Ed Slater’s Dodge pickup truck displays a bumper sticker that reads, “I remember Korea,” as an American flag waves near his front door.



On Friday – the 60th anniversary of the outbreak of the Korean War – Slater, an Independence resident, wears a T-shirt that reads “Veteran spirit – forever strong.”

Ed Slater’s Dodge pickup truck displays a bumper sticker that reads, “I remember Korea,” as an American flag waves near his front door.

On Friday – the 60th anniversary of the outbreak of the Korean War – Slater, an Independence resident, wears a T-shirt that reads “Veteran spirit – forever strong.”

Slater’s problem is that he cannot stop remembering what is culturally referred to as “The Forgotten War” or “The Unknown War.” At 80, Slater says he has suffered from post-traumatic stress disorder for years, a result of the months he spent as an American prisoner of war while serving the U.S. Army in Korea.

Slater regularly attends Heart of America chapter of the American Ex-Prisoners of War support group meetings at the Kansas City VA Medical Center. He shares his story to seek comfort and to help the younger soldiers who’ve served in Iraq and Afghanistan.
Slater’s flashbacks have awakened him many times in years past – and they still do, he says.

He was captured on July 25, 1950, a member of the 21st Infantry Regiment – 24th Infantry Division. Slater had disappeared into the Korean countryside while fighting North Korean attackers.

He wandered the mountains for days, searching for a source of water and the American lines. At one point, he encountered a dark-skinned man, tied to a tree with his arms behind his back, blood pouring from puncture wounds across his body.

Slater says he still sees the man in his thoughts and in his dreams. “I ... could only hope that he was dead or had died fast. He must have suffered a lot,” Slater says in the 2008 book “Sunchon Tunnel Massacre Survivors.”

Just before his capture, Slater, a machine gunner, entered a home where a couple offered him a large bowl of rice and a can of water. Two men entered and stared at Slater as he ate. He finished eating, stood up to leave and the two men grabbed Slater’s arms.
North Korean soldiers climbed over the wall that encircled the house and aimed their guns at Slater’s head.

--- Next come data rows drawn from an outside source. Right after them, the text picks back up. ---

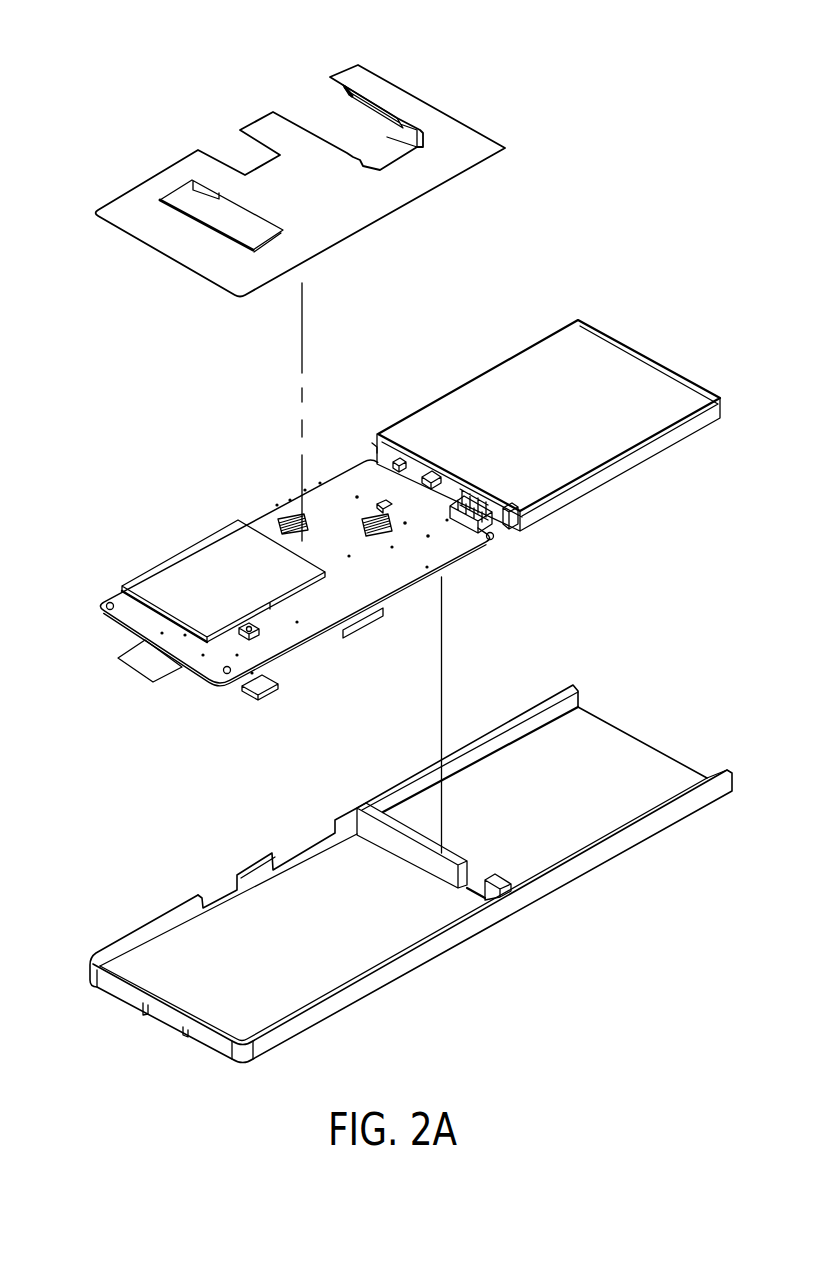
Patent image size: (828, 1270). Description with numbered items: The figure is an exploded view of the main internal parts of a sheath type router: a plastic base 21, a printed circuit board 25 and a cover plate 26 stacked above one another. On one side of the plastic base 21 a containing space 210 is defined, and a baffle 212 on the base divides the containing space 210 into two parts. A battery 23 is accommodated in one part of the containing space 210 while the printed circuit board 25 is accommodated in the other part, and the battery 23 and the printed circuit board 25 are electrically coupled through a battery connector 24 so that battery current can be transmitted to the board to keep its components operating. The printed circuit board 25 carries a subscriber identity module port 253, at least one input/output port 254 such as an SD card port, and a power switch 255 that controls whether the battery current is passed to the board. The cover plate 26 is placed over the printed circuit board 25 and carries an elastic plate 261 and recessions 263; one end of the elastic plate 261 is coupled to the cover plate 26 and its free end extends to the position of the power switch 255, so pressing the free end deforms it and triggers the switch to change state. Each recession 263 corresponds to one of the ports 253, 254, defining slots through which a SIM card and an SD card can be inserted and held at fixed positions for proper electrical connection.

The plastic base 21 is at (411, 874).
The containing space 210 is at (619, 761).
The baffle 212 is at (407, 850).
The battery 23 is at (650, 377).
The battery connector 24 is at (493, 523).
The printed circuit board 25 is at (310, 576).
The subscriber identity module (SIM) port 253 is at (278, 520).
The input/output (I/O) port 254 is at (371, 517).
The power switch 255 is at (243, 633).
The cover plate 26 is at (301, 169).
The elastic plate 261 is at (233, 223).
The recession 263 is at (363, 97).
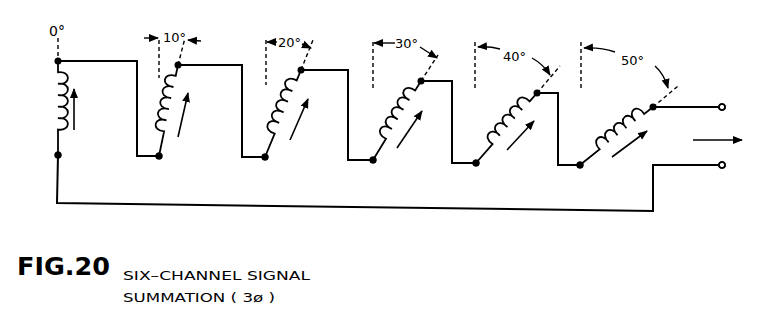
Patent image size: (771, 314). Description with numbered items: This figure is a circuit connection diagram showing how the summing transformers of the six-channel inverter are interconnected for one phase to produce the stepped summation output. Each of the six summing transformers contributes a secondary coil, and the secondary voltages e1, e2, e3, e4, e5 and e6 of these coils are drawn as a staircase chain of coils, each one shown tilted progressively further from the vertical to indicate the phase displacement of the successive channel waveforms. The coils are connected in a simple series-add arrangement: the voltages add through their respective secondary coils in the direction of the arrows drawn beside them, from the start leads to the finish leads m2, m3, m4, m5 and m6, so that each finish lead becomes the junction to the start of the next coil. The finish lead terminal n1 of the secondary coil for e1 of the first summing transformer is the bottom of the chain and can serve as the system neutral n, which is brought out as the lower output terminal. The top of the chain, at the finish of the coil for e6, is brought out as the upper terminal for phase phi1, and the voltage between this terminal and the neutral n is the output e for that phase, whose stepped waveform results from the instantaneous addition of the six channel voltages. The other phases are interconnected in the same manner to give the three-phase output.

The secondary voltage of first summing transformer e1 is at (55, 108).
The secondary voltage of second summing transformer e2 is at (168, 110).
The secondary voltage of third summing transformer e3 is at (286, 113).
The secondary voltage of fourth summing transformer e4 is at (397, 120).
The secondary voltage of fifth summing transformer e5 is at (506, 128).
The secondary voltage of sixth summing transformer e6 is at (616, 135).
The finish lead terminal n1 is at (48, 158).
The finish lead m2 is at (173, 161).
The finish lead m3 is at (280, 163).
The finish lead m4 is at (388, 166).
The finish lead m5 is at (491, 169).
The finish lead m6 is at (595, 171).
The phase phi1 is at (735, 109).
The system neutral n is at (731, 166).
The output e is at (726, 140).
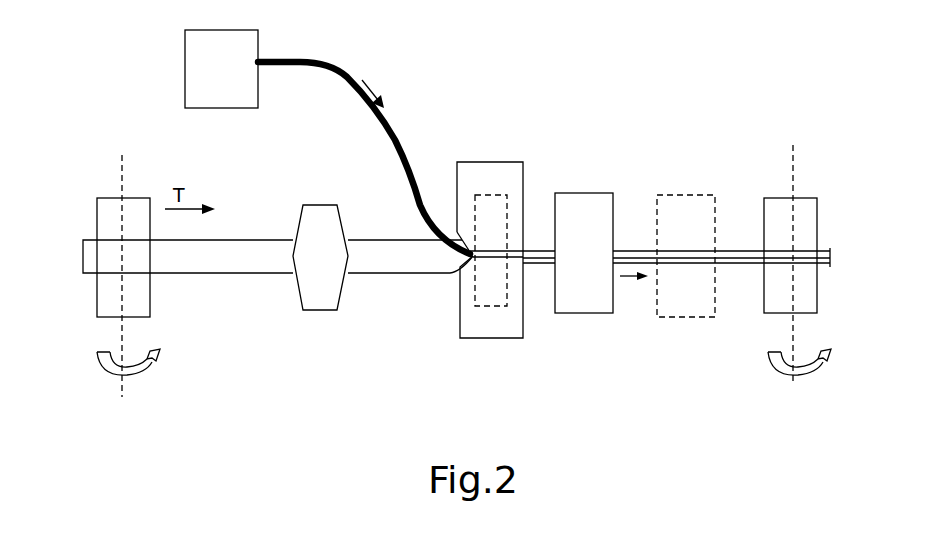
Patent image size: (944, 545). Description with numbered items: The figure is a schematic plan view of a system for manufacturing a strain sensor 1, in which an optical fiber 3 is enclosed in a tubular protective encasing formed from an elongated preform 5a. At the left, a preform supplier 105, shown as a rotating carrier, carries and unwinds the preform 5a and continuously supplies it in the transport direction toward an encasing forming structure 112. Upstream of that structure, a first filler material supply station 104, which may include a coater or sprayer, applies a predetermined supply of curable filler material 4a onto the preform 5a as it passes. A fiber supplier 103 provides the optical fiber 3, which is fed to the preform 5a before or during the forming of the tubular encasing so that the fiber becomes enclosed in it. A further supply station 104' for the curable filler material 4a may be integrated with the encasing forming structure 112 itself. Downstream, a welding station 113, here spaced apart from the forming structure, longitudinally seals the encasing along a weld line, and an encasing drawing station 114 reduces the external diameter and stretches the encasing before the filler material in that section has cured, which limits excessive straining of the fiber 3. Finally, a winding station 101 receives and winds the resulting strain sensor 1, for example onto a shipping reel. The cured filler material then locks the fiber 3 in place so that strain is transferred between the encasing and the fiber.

The strain sensor 1 is at (745, 267).
The optical fiber 3 is at (364, 145).
The curable filler material 4a is at (402, 243).
The preform 5a is at (203, 267).
The winding station 101 is at (818, 303).
The fiber supplier 103 is at (239, 77).
The filler material supply station 104 is at (337, 283).
The filler material supply station 104' is at (507, 202).
The preform supplier 105 is at (106, 208).
The encasing forming structure 112 is at (512, 330).
The welding station 113 is at (607, 193).
The encasing drawing station 114 is at (698, 195).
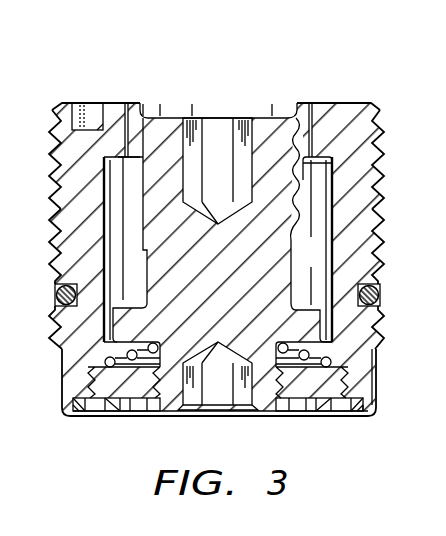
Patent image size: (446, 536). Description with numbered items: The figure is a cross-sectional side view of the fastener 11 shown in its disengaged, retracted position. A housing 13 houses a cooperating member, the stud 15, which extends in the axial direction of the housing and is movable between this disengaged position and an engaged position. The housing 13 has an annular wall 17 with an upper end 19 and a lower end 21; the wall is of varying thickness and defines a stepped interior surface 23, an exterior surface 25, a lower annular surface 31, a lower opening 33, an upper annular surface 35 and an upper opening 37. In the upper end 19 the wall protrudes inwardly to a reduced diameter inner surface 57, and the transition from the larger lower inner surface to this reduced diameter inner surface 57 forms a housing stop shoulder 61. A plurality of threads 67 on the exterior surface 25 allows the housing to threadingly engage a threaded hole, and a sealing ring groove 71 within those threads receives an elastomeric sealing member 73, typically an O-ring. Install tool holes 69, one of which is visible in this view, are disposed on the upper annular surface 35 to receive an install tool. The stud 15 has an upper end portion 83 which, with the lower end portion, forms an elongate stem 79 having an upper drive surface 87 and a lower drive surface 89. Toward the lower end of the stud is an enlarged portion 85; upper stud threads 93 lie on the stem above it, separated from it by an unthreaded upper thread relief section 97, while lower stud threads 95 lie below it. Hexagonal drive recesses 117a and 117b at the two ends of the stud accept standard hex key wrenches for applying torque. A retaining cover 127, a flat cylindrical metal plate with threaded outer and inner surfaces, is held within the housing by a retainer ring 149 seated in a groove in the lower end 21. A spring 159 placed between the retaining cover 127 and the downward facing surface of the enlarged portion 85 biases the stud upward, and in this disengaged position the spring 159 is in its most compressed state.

The fastener 11 is at (341, 52).
The housing 13 is at (57, 203).
The stud 15 is at (138, 268).
The annular wall 17 is at (53, 263).
The upper end 19 is at (380, 128).
The lower end 21 is at (367, 372).
The stepped interior surface 23 is at (373, 196).
The exterior surface 25 is at (378, 397).
The lower annular surface 31 is at (368, 418).
The lower opening 33 is at (90, 418).
The upper annular surface 35 is at (356, 102).
The upper opening 37 is at (127, 103).
The reduced diameter inner surface 57 is at (300, 108).
The housing stop shoulder 61 is at (68, 170).
The threads 67 is at (51, 117).
The install tool holes 69 is at (101, 112).
The sealing ring groove 71 is at (375, 283).
The sealing member 73 is at (379, 300).
The elongate stem 79 is at (300, 250).
The upper end portion 83 is at (290, 107).
The enlarged portion 85 is at (379, 348).
The upper drive surface 87 is at (168, 117).
The lower drive surface 89 is at (172, 417).
The upper stud threads 93 is at (135, 221).
The lower stud threads 95 is at (281, 418).
The upper thread relief section 97 is at (312, 284).
The drive recess 117a is at (213, 132).
The drive recess 117b is at (218, 388).
The retaining cover 127 is at (140, 413).
The retainer ring 149 is at (349, 414).
The spring 159 is at (106, 346).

“I was almost relieved that I didn’t have to run anymore,” Slater says in the book.

The soldiers tormented Slater until an English-speaking general came along and questioned Slater repeatedly. Slater said he worked in supply, not as a machine gunner. He said he knew nothing about a war.

The general told Slater he would get to go home soon – but first, he was to be placed with other prisoners.
He remembers the elements vividly. “I never washed my face in four months. The clothes were all ragged.”

Slater cut his pant legs off so he could wrap them around his feet since he was without shoes. He slept in gutters and fields. Sometimes, he managed to get into buildings.

He received one bowl of rice daily, “about the size of a tennis ball,” as his meal. “Some days, it was like, three or four days before you got that,” Slater says.
He clung to hope.

And prayer, though Slater says he hardly considers himself a religious person.

“Believe me, you prayed – almost constantly,” he says. “Everybody became religious at that time. Every prisoner did, I mean.”

Oct. 20, 1950, was among the worst days in a three-month living hell. A death squad shot men outside the Sunchon Tunnel. Slater remembers seeing body parts strewn about.

He lay in a pile of dying bodies, the blood of one of his friends dripping onto Slater. The survivors waited until the North Korean squads left, and then crawled from those bodies of men they called their friends.

Slater was found at the Sunchon Tunnel Massacre on Oct. 21, 1950, and was taken to a hospital in Japan for several weeks and then returned to the United States. He was awarded the Purple Heart with cluster, the Prisoner of War Medal and the Korean Campaign Medal, among other honors.

He served the U.S. Army from 1948 to 1956, and in the late 1950s, Slater was homeless for two-and-a-half years in Illinois and in Kansas City, unable to hold a steady job.

“When I came back, my life was in shambles,” he says. “For years, I just couldn’t get anything together.”

Then he found a talent where he could remain his own boss. Slater worked in sales for nearly 40 years, setting his own schedule and selling a variety of products like cars, vacuum cleaners and many others.

“I just thank God I got through it,” says Slater, adding that he maintained a good sense of humor. “It was a struggle. It was a struggle for many years until I went to the VA Hospital in Kansas City and got into their programs. Even at that point, 22 years ago, there wasn’t that much known about PTSD.”

Slater still shares his stories in schools. He always shares a caveat with teachers and asks how much they want him to share.

Their response is often, “Tell them everything.”
“It’s history – it’s part of history that they should know,” says Slater, who always asks students where Korea is on a world map.

Nobody ever raises a hand, he says.

“It took some years for the American public to realize that it wasn’t ‘The Forgotten War,’” Slater says. “The people that had been there didn’t think of it as ‘The Forgotten War.’ It’s anything but forgotten – when you think you lost 54,000 people there in a matter of three years, it’s pretty hard to forget that.”